'The Outlaws': Prime Video's Charming Misfit Comedy Has a Lot of Heart
Perhaps the reason that Prime Video seems to have struggled with how to market its new crime caper The Outlaws is that it's a show that isn't anything like what you'd expect it to be. (In the best possible ways.)
The six-episode series, which dropped on the streaming service last week, looks like it ought to be an edgy dark comedy (or possibly a messy superhero drama if you too can't stop thinking about the awesomely underrated Misfits every time you see the title card). Yet, it's one of the strangely sweetest, most offbeat joys of the spring season, a charming romp about found family, second chances, and embracing one's true self.
The premise is super simple: Seven strangers are all assigned to the same Bristol community service group after committing a variety of petty crimes that range from shoplifting to check forging and solicitation. They've got little in common and no one is exactly looking to make friends. But when they find themselves caught up in a dangerous plot involving a bag of money they find on their clean-up job, they'll have to trust and count on one another like never before.
And, yes, everyone manages to learn some important personal and emotional life lessons along the way. (Albeit in a much more delicate and thoughtful way than any of us likely would have predicted.) Truthfully there's nothing terribly groundbreaking about The Outlaws, but what makes the comedy so appealing is the way it combines familiar character tropes and story beats in a way that still manages to feel fresh.
Every member of the show's main cast initially seems to be little more than a stereotype: John (Darren Boyd) is a right-wing blowhard; Myrna (Clare Perkins) his militant left-wing counterpart; Lady Gabby (Eleanor Tomlinson), is a shallow Insta influencer; Frank (Christopher Walken), a seasoned old con; Christian (Gamba Cole), the bad boy; Rani (Rhianna Barretto), the nerdy good girl; and Greg (Stephen Merchant), a socially awkward lawyer, who is also the designated weirdo of the group.
In the real world, none of these people would have likely ever even talked to one another. But, thanks to the trials and tribulations of their new reflective vest reality, they're not only all forced to not only get to know one another, they eventually form a charmingly dysfunctional found family.

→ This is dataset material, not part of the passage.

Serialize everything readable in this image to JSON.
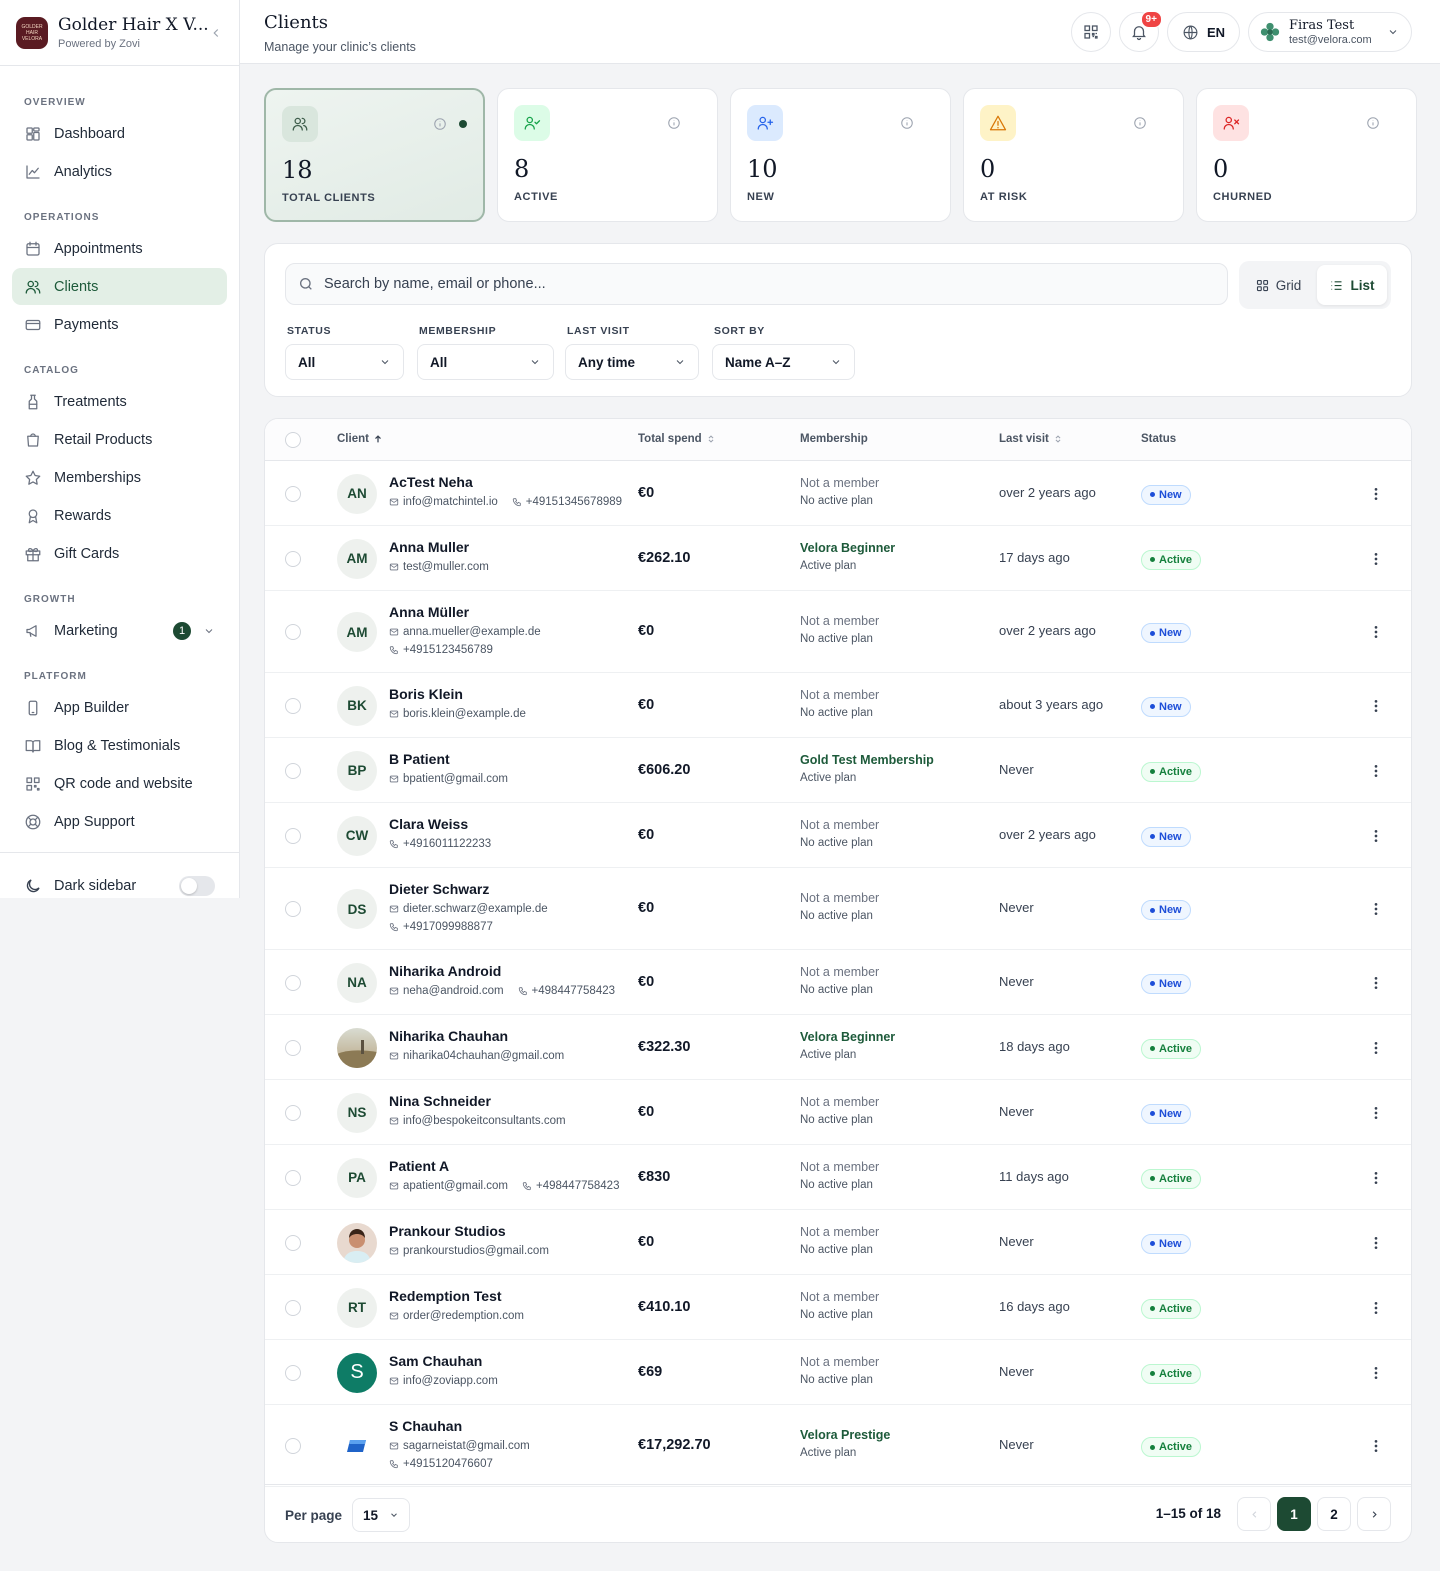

A comedy that is unafraid to deal with serious social issues like racism, gentrification, privilege, and class, The Outlaws takes a surprisingly hopeful tone about our ability as a species to overcome the prejudices and preconceptions that divide us.
And though we see the group doing everything from painting over graffiti and clearing out dead animal carcasses to running from various denizens of the local drug cartel, The Outlaws is at its best when the group's misadventures force each member of the main septet to confront the personal failings and poor decisions that have led them to community payback in the first place. (And perhaps learn a bit about themselves along the way.)
Con man Frank's life of petty crime has estranged himself from his daughter and grandchildren. Lady Gabby's social media fame hasn't filled the hole in her heart left by an uncaring and interested father. Greg's life is a mess in the wake of his divorce. But it is perhaps through the character of Christian that The Outlaws has the most surprising things to say.
A young man of limited means who is struggling to care for the younger sister he believes can have a brighter future than the working-class life they know, Christian finds himself embroiled with a local gang, which is how the bag of money that eventually becomes the thing around which the entire season pivots comes into the picture. But the show smartly deepens and subverts our expectations of where a story like this is going, using Christian's arc to introduce us to a darker and more desperate side of Bristol, and illustrating how a bevy of bad and worse choices might leave someone in a position with no good options, no matter how much they might wish that were otherwise.
Granted, some of the series' secondary subplots border on the patently ridiculous (almost anything to do with Greg), and Rani's overprotective, respectability-focused parents are repetitive to the point of exhausting, but for the most part, The Outlaws' humor is brisk and entertaining enough to paper over most of its flaws.
The series' cast is excellent across the board, but special praise goes to the offbeat pairing of Merchant and Tomlinson, whose strange chemistry makes them the most charming pair on the screen. The always incredible Christopher Walken also appears to be having the time of his life in every scene, tossing off hilariously lines like "he's not the coolest beer in the fridge" and singing karaoke to The Pussycat Dolls. (There has to be an outtake of this scene somewhere, right?)
The Outlaws isn't a groundbreaking piece of social commentary or anything. But it is genuinely fun---and frequently laugh out loud funny---enough to make up for it.
Season 1 of The Outlaws is now streaming on Prime Video.